The security of energy, water, telecommunications and other vital European infrastructures is set to be strengthened by a new international project no

The pan-European 'Design of an Interoperable European federated Simulation network for critical Infrastructures' (DIESIS) project will develop advanced computer modelling and simulations to find and test points of vulnerability in these infrastructures, and develop ways to address them.
Europe's critical infrastructures, such as transport systems, gas lines, electricity supplies and communications, are becoming increasingly interdependent.

This makes understanding the complex relationships between them important because a breakdown in one can spark severe disruptions across many others, potentially affecting millions of people.

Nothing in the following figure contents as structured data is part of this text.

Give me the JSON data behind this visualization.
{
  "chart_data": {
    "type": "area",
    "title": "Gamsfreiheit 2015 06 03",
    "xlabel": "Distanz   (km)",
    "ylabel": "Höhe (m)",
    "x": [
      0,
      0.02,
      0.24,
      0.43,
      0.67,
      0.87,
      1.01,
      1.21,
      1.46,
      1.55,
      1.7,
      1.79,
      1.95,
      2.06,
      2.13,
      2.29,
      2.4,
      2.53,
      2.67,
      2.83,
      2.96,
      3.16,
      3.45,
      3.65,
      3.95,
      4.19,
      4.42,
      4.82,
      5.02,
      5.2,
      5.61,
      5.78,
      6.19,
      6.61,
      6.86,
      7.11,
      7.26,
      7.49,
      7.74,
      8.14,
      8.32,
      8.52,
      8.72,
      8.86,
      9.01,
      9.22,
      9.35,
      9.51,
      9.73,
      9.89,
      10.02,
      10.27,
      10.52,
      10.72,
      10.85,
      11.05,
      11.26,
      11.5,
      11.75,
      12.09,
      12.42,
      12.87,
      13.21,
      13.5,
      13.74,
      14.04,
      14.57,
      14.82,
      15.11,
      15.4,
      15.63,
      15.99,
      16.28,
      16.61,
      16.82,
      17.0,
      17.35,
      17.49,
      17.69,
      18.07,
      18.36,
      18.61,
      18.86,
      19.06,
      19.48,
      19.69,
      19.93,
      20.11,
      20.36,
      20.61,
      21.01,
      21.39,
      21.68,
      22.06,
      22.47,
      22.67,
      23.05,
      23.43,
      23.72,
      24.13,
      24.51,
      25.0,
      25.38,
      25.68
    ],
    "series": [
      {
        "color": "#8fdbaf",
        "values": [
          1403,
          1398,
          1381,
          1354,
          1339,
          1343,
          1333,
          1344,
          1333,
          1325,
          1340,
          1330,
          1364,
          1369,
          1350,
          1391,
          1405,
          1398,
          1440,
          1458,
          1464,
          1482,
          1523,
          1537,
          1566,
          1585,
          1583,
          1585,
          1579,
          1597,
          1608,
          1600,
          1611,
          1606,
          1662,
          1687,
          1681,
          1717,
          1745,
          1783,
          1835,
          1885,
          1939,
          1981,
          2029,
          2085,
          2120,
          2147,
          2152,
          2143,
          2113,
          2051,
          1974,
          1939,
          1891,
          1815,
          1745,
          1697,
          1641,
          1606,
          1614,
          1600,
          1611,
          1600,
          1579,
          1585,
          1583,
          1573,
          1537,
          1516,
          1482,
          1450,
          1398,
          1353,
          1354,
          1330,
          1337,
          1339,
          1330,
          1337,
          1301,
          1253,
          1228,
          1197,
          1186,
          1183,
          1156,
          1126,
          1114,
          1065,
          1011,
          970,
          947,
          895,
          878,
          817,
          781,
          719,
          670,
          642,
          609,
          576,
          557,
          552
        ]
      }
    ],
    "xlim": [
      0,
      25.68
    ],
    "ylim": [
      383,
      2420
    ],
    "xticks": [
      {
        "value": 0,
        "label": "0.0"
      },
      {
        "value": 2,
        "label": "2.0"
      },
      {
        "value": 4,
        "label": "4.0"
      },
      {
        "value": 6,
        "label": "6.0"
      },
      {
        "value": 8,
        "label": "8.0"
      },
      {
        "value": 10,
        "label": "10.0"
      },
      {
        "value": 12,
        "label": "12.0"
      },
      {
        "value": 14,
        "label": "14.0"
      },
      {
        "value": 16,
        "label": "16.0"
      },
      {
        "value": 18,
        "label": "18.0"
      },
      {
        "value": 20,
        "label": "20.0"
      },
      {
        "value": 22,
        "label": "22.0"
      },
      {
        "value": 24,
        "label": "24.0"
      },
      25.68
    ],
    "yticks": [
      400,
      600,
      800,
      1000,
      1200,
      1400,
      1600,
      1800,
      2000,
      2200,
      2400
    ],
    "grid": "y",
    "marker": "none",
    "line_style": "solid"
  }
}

These failures can also spread quickly across many different countries, as happened in November 2006 when 13 countries including France, Italy, Germany, Portugal and Morocco lost electricity supplies after a high-voltage power line in Germany was temporarily shut without proper preparations.
Similarly, in 2002 Cyclone Ilse caused 12 billion euros of damage after flooding disrupted electricity, water supplies and waste water systems across regions of Germany, Austria and the Czech Republic.
Unravelling the complex interactions and interdependencies of cross-European infrastructures demands highly developed simulation tools. While simulators currently exist for certain infrastructures, none are capable of simulating the interaction of multiple interdependent systems. This severely limits how effectively nations can prepare for and respond to threats to their infrastructures ranging from natural disasters and IT failures to human error and acts of terrorism.
DIESIS aims to tackle this by developing advanced computer models and simulators that can test the robustness of these interdependent infrastructures, identifying weak spots where a failure in one could begin a catastrophic domino effect.
Professor Erol Gelenbe of Imperial College London's Department of Electrical and Electronic Engineering, one of the leaders of DIESIS, explains:
"Systems have weak spots and when they go down the costs and impact on people's lives are huge. These are highly complicated systems in their own right, so understanding the many ways in which they interrelate requires extremely complex modelling. Our aim is to come up with a simulation facility for constant study that can find weaknesses in systems and address them."
The project will also tackle smaller failures, which may go largely unnoticed but are nevertheless costly. Professor Gelenbe adds:
"If the internet system in Westminster is down for an hour because it has been attacked by hackers it won't make the headlines but it's very expensive for government and business. Those kinds of attacks happen very frequently. This project will help to make our entire critical infrastructure much more secure."
DIESIS is funded by 1.5 million euros over two years by the European Union under the Seventh Framework Programme. It will carry out the initial work that will pave the way for the establishment of a European Infrastructures Simulation and Analysis Centre.
The project sees Imperial College London working with large European public sector research organisations, including the Fraunhofer-Institute for Intelligent Analysis and Information Systems, Germany, Consorzio Campano di Ricerca per l'Informatica e l'Automazione Industriale, Italy, Ente per le Nuove Tecnologie, l'Energia e l'Ambiente, Italy, and the Netherlands Organisation for Applied Scientific Research.